What is the purpose of the Innovation Union (IU)? The aim of the IU is to create jobs and growth by improving conditions and access to finance for research and innovation. This is achieved by:
- Focusing on innovations that address the major societal challenges identified in Europe 2020;
- Pursuing a broad concept of innovation;
- Involving all actors and all regions in the innovation cycle.
Key initiatives to implement the IU. Over 30 actions are in the pipeline, corresponding to the following objectives:
- Promoting excellence in education and skills development;
- Delivering the European Research Area;
- Focusing EU funding instruments on IU priorities;
- Promoting the European Institute of Innovation and Technology (EIT) as a model of innovation governance in Europe;
- Enhancing access to finance for innovative companies;
- Creating a single innovation market;
- Promoting openness and capitalising on Europe's creative potential;
- Spreading the benefits of innovation across the Union;
- Increasing social benefits;
- Pooling forces to achieve breakthroughs: European Innovation Partnerships;
- Leveraging policies externally;
- Reforming research and innovation systems;
- Measuring progress.
How does the EU monitor the IU? The EU uses several tools to analyse the implementation of its key initiatives. Among these tools, the IU scoreboard highlights the differences between Member States, whereas the Innovation Output Indicator measures the extent to which ideas from innovative sectors are able to reach the market, providing better jobs and making Europe more competitive.

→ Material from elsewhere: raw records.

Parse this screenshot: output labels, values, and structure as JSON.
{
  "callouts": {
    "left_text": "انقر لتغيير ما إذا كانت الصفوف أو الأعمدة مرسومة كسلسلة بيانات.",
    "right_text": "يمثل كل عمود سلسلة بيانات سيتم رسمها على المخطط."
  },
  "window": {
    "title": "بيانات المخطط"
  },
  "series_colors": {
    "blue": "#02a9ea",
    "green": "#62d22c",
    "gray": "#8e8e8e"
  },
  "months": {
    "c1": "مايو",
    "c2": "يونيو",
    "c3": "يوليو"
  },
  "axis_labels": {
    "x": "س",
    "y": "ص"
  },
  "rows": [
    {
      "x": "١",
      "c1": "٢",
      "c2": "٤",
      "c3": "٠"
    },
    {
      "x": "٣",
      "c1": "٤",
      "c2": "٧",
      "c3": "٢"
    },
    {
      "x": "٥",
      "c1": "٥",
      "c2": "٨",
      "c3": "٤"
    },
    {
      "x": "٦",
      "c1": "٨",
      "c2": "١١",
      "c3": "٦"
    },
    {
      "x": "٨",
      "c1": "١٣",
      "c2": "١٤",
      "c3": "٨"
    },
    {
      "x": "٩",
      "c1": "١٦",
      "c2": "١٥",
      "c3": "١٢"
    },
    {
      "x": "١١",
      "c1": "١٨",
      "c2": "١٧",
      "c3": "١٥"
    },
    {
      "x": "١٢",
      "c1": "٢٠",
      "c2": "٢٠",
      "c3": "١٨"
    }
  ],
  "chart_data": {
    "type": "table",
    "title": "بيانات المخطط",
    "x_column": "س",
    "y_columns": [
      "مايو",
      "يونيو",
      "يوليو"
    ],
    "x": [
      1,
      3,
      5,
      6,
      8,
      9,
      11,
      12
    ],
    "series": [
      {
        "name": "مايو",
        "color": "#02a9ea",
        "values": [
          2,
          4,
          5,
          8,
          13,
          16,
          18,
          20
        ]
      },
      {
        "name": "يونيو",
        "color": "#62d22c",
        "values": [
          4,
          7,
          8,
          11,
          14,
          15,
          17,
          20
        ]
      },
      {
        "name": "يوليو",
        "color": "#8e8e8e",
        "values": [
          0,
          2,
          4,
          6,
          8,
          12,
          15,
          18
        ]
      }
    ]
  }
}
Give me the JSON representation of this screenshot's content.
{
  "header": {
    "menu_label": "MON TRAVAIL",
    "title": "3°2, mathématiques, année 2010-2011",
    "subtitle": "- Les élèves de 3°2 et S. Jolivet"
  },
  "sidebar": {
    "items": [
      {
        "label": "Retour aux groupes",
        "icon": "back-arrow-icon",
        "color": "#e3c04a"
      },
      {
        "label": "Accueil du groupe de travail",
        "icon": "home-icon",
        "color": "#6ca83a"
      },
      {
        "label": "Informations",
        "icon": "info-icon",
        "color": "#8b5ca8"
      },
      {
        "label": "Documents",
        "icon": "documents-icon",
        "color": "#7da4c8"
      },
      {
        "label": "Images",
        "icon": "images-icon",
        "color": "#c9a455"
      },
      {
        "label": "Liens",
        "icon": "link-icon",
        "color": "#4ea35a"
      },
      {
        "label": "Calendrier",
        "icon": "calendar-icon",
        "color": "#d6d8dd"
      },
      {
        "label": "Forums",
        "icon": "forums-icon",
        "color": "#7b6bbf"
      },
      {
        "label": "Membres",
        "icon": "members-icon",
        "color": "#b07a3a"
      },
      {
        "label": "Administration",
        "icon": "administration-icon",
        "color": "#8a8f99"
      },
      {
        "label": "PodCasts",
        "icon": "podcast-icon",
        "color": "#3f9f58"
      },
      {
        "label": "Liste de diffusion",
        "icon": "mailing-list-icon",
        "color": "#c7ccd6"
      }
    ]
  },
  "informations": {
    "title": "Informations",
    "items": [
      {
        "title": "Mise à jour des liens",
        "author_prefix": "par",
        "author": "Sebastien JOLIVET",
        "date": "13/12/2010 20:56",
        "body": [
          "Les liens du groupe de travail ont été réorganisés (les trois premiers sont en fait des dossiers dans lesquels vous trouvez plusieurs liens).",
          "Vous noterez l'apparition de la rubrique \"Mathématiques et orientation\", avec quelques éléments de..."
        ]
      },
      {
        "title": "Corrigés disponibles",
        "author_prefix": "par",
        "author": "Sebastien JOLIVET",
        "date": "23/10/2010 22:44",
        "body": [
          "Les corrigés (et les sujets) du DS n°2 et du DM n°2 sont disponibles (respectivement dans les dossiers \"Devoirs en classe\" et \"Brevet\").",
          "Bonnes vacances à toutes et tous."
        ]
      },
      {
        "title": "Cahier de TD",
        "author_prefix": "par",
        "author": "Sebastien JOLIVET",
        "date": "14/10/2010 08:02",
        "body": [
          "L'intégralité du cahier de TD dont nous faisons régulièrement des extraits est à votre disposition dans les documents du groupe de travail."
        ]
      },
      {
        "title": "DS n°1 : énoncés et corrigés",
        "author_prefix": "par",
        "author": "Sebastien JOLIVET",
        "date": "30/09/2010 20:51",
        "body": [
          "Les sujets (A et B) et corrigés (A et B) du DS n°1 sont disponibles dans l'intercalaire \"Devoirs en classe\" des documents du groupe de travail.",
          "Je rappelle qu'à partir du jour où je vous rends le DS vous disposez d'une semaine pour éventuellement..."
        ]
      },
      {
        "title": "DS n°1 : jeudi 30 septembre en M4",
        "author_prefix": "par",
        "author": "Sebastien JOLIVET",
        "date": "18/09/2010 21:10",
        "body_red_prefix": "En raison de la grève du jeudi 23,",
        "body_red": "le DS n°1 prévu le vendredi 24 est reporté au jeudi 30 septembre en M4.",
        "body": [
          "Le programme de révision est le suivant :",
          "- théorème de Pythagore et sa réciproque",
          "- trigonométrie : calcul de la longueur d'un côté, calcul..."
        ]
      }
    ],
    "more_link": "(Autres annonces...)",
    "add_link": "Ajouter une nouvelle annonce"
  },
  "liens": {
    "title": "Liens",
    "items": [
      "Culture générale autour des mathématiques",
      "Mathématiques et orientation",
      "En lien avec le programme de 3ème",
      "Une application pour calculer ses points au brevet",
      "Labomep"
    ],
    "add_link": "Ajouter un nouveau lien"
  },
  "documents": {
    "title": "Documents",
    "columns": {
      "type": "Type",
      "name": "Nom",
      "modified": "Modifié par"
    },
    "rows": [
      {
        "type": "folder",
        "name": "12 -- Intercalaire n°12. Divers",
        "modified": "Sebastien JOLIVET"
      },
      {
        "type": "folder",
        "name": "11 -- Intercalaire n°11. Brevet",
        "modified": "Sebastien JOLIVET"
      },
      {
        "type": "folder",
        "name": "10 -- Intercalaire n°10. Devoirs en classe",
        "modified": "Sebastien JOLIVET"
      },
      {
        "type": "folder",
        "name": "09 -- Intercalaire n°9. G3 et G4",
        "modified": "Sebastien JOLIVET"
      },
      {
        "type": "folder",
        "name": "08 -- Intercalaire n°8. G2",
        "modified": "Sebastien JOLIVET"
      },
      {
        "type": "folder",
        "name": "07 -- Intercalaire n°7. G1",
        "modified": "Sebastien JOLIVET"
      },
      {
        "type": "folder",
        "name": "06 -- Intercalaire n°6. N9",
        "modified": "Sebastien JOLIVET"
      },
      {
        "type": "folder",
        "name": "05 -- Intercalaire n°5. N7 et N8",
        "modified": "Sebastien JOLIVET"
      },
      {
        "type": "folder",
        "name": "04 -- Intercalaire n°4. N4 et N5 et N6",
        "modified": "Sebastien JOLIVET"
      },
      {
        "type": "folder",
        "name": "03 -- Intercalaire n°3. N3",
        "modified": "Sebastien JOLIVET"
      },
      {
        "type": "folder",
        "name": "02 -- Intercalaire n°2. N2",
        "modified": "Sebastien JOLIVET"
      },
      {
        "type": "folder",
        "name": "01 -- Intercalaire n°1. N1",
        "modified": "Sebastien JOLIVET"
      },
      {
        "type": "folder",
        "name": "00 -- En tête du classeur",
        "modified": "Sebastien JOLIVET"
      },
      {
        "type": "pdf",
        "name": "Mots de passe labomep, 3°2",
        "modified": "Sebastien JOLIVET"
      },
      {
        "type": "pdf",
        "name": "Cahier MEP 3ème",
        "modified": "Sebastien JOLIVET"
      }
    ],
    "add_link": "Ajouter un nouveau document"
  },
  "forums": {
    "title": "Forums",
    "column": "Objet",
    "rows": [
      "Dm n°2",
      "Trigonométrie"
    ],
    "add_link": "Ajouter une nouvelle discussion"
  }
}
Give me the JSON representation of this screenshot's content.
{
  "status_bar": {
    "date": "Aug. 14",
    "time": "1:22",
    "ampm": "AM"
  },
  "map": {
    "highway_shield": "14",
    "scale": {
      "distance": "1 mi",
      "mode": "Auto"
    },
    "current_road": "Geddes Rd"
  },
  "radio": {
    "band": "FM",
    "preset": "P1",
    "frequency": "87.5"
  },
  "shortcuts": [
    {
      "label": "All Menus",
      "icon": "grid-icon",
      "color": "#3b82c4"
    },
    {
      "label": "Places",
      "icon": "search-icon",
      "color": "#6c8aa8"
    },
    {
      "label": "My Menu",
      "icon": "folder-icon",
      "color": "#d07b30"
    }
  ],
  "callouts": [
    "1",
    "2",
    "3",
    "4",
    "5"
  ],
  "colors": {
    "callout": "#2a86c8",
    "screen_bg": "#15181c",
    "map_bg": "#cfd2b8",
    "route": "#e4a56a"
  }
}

What is the state of play for the IU? The last Communication from the European Commission – State of the Innovation Union 2012 – Accelerating changes unveiled its priorities for the IU, such as:
- Accelerating structural change within existing sectors;
- Closing the innovation divide between European regions;
- Working on innovation-friendly framework conditions for innovative businesses;
- Identifying concrete ways to boost innovation through the public sector;
- Developing a coherent policy approach for open innovation and knowledge transfer;
- Accounting for the value of intellectual property;
- Driving retail innovation;
- Combining new technologies and services using innovation within business models.